Over the years, suspicion of immigrant practices like fortune-telling was equated with fraud and common swindling. A 1909 New York Times article estimated that $10,000 a day was paid to some 1,000 fortune tellers of all cultures at a time when a simple reading typically cost 15 cents, and cautioned that, “the opportunities of the unprincipled person to prey on the ignorance and pathetic truthfulness of these believers in the occult is almost limitless.”

The notion that fortune tellers swindle their customers remains to this day. The crime of fortune-telling changed from being a disturbance of the peace to a Class B Misdemeanor in 1967. The New York law states that except for explicit entertainment-only purposes, “a person is guilty of fortune-telling when, for a fee or compensation which he directly or indirectly solicits or receives, he claims or pretends to tell fortunes,” among other supernatural claims.


A present-day fortune teller in New York's East Village. (Photo: Mike Licht/flickr)

A best-selling tax book, J.K. Lasser's Your Income Tax 2012, even explains tax write-offs for victims of fortune teller fraud, which is grouped into "theft loss" alongside riot losses, foreign government confiscations, and being swindled by friends. Today, as in the past, fortune tellers are both reviled and loved for their services, exoticism, and claimed powers; with private detectives and public outcry competing with the loyalty of the fortune tellers’ customer base.

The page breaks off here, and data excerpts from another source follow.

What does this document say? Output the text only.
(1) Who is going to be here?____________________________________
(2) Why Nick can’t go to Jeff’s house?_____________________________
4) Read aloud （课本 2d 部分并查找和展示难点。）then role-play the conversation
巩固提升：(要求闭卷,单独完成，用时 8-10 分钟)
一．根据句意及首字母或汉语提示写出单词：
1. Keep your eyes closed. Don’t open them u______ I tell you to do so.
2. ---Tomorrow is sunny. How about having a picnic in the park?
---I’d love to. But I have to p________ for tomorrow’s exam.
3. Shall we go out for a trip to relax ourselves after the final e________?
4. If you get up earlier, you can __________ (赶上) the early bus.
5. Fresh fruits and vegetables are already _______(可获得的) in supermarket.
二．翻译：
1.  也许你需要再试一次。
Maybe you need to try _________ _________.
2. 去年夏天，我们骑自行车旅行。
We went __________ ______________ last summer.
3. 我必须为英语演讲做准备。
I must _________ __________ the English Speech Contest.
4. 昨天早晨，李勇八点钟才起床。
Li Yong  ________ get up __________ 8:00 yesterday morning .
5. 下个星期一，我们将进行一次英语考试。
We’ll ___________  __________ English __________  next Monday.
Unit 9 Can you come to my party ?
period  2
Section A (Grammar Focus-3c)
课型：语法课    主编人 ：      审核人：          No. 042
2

In contrast to the bountiful accusations of fraud and immoral behavior by fortune tellers that came in the next century, Dora Meltzer was likely a housewife earning some small-time income on the side while connecting to her peers. Her business card is a unique document showing Jewish women advertising their clairvoyant talents, as opposed to men like Hochman, and may shed even more light on the lives of tenement families. Maybe more striking, though, is how a piece of paper that was generally considered undesirable became so curious and important to investigate. Dora’s flyer, for all we know, could be one of many similar advertisements that were disregarded as objects, rather than saved.

“It’s weird, it’s actually amazingly lucky that they found that, because it was probably a relatively common thing, and it was a thing that nobody bothered to save," says Portnoy. "It’s like the stuff people give you on the subway–no one keeps that, you just throw it away. You never think this stuff has historical value."


97 Orchard Street, the site of the Tenement Museum, and where Dora Meltzer was believed to have had practiced fortune-telling. (Photo: Fletcher6/WikiCommons CC BY-SA 3.0

For the Tenement Museum, the search is still on, and the museum plans on future public talks about Dora and her peers in the hopes that the publicity lends more clues, as it did before. “Several years ago someone had been in touch because of a blog post that was up, but unfortunately their number was lost,” says Polland. They’ve also been reaching out to leads gained from ancestry.com.

In the past, the museum believed Dora’s first name to be an alias–census records showed that a Meltzer family, but no Dora, lived at the flyer’s address. Recently, that changed: the museum not only found a picture of an older woman named Dora Meltzer from 1919 that could be the fortune teller, but also uncovered census evidence that she lived at Delancey Street, around the corner from Orchard Street, with her husband and children.

Poland speculates that Dora may have used 97 Orchard Street as her business address. She could have been protecting her identity, rushing over from her own house if a customer happened to show–after all, her business hours were broadly advertised as “9 A.M. To 10 P.M.” Or she may have helped her relatives at their home there during the day, making it a practical office.

While Dora’s full identity has yet to be uncovered, there are promising leads: a descendant of former 97 Orchard Street occupants recently approached a Tenement Museum educator after a talk, looking to find more about their family. Their last name: Meltzer.

Update, 12/4: An early version of this article stated that Edward Portnoy works for the Center for Jewish History. Portnoy actually works for the YIVO Institute for Jewish Research. We regret the error.